It’s been a rough couple of years, economically speaking, as consumers and businesses accustomed to years of essentially free money, courtesy of the Federal Reserve, had to adjust on the fly to the sudden spike in interest rates.
The Fed appears poised to provide relief in the new year. The central bank has signaled three likely rate reductions in 2024.
Bond markets aren’t waiting around for the Fed to act. Rates on 10-year Treasury bonds now are 3.9%, down from 4.9% less than two months ago. And that’s with no softening, as yet, from the Fed.
The pervasive feeling is that inflation is close to tamed. Recent inflation rates have come in around 3% and could well hit the Fed’s target of 2% within months.
All of this is cause for celebration. It’s reason, too, for optimism from businesses and consumers, a commodity that has been in short supply over this painful Fed campaign. This page encouraged the Fed to do whatever it took to stop prices from continuing to spiral and inflation eating away at retirees’ savings. Thankfully, we now appear to be on the cusp of a victory, which would define the campaign as one of the Fed’s most successful anti-inflation efforts ever. Fingers crossed.
If we were told in mid-2021 it would take two years or so to navigate out of these inflationary woods, most of us would have taken that without hesitation. Gray hairs well remembered the brutal multiyear Fed campaign in the late 1970s and early 1980s that pushed mortgage rates well into the teens. Younger Americans never had seen significant inflation in their lives, but many had heard the scary stories.
Inflation does more than erode purchasing power and harm people’s standard of living. It’s inherently destabilizing. History has taught us that periods of rampant inflation often coincide with the rise of authoritarian political movements.
It’s human nature. People look for something — or someone — to blame when they feel their own economic security threatened. And, in this country, the American Dream — being able to purchase a home and look to a better future for coming generations — already felt jeopardized before the post-pandemic price spikes emerged.
Amid Donald Trump’s threats to exact revenge on perceived enemies, the threat of a second Trump presidential term unfortunately is greater than it seemed at the outset of 2023.
Improved economic conditions can only help to stave off that potential disaster.
How will lower interest rates benefit us in practical terms? If the present trends of reduced borrowing costs continue, we should see the turgid home-sales market pick up. That is important in many financial respects, since real estate is a critical driver of our economy. But a lively housing market also restores something psychological.
People increasingly won’t feel trapped where they live. When job opportunities in other cities present themselves, the inability to sell a house won’t bar people from taking that risk. Likewise, those for whom their home represents their single largest investment, and that’s a whole lot of us, will feel freer to tap that equity to finance retirements or other major expenses. On the other side of the transaction, those looking to buy a home can feel more confident their investment’s value won’t be eroded by higher future rates.
For businesses, reduced borrowing costs will enable them to offer their products and services at more competitive prices. That, too, will provide relief to consumers who remain unhappy about the economy’s performance under the Biden administration despite an abundance of statistics — continued GDP growth, relatively low unemployment, wage growth — telling them they shouldn’t be so grumpy.
Chicago Tribune Opinion
The federal government, running deficits that even liberal economists believe are unsustainable, will catch a break as well. Higher interest rates bring that day of reckoning for the feds ever closer.
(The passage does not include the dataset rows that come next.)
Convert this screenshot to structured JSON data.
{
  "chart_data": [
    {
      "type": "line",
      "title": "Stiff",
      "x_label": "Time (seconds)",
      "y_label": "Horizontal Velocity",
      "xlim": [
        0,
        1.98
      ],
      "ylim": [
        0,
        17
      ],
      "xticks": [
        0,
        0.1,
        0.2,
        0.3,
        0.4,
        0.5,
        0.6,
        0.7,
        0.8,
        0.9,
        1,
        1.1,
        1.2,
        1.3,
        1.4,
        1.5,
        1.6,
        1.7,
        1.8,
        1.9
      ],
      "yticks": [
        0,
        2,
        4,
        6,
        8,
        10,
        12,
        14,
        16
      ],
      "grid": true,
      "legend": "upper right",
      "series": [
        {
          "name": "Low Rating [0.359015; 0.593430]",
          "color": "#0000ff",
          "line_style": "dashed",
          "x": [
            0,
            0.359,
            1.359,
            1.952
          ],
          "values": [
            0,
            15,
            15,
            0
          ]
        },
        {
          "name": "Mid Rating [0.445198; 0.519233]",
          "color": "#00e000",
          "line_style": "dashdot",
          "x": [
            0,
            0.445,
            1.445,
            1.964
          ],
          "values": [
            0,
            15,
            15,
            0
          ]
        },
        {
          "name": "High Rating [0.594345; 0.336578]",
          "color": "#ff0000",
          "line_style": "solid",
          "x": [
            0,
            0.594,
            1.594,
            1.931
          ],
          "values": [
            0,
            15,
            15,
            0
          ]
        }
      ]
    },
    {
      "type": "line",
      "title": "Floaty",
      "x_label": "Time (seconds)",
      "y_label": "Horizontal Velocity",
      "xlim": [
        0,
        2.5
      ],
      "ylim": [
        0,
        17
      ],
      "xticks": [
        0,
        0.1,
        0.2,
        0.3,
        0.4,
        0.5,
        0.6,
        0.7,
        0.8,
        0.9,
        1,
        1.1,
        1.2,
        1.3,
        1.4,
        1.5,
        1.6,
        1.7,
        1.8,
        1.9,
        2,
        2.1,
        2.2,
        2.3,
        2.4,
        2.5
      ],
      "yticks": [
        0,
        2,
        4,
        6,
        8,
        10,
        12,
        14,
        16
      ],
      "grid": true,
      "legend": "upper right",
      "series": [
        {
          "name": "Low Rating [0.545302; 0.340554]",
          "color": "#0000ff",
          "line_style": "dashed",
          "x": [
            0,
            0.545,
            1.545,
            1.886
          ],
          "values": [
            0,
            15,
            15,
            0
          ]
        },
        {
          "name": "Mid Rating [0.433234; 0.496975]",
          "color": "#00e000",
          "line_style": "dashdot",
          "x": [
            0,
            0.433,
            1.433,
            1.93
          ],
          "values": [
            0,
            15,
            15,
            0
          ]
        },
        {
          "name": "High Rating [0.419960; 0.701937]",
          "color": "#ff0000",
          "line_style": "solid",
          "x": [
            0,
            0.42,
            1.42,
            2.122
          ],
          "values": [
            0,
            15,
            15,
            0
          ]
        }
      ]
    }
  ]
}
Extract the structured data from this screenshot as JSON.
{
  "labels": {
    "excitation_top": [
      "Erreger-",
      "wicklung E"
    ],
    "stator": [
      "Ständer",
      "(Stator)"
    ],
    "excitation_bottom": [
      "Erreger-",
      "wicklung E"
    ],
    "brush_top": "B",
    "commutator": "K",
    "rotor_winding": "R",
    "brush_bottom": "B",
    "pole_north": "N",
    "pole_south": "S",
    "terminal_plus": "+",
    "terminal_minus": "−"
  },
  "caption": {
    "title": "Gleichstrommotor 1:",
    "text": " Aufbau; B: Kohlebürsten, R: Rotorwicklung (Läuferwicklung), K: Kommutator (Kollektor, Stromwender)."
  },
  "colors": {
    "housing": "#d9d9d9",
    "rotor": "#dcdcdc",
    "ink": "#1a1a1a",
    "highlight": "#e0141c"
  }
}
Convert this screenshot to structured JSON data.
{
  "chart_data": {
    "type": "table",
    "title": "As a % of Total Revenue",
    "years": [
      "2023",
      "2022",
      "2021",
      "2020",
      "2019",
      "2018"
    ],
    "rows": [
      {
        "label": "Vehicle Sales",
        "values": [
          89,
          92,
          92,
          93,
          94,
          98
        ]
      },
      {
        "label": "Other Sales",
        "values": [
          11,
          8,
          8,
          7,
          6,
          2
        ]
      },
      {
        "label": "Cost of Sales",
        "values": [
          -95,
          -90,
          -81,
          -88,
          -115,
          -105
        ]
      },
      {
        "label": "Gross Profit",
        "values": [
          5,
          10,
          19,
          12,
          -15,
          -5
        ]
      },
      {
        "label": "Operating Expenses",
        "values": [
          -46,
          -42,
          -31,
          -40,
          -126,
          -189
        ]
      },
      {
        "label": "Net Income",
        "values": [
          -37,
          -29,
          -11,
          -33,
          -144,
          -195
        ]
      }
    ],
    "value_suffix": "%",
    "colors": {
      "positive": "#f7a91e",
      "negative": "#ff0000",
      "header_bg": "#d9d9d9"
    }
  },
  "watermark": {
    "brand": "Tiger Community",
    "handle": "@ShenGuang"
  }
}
The stock market is throwing a party right now in response. The Standard & Poor’s 500 index is up over 23% for the year.
Before the party gets out of hand, though, let’s remember worrisome underlying realities are lurking. Consumers took on more debt as pandemic-era support programs ended and price increases outstripped wage gains.
Credit card companies are seeing more defaults even as borrowers continue to put more debt on their cards. Credit card rates remain stubbornly high. Utility bills and insurance rates — the unavoidable costs of modern living — continue to rise, putting significant stress on those on fixed incomes, as well as those whose wages have stagnated.
And, of course, the Fed will need to stay vigilant in case all this good news is some sort of elaborate head fake. But for now, as we enter the holiday season and approach the end of 2023, the Fed under Chairman Jerome Powell should, tentatively, be congratulated for a job well done.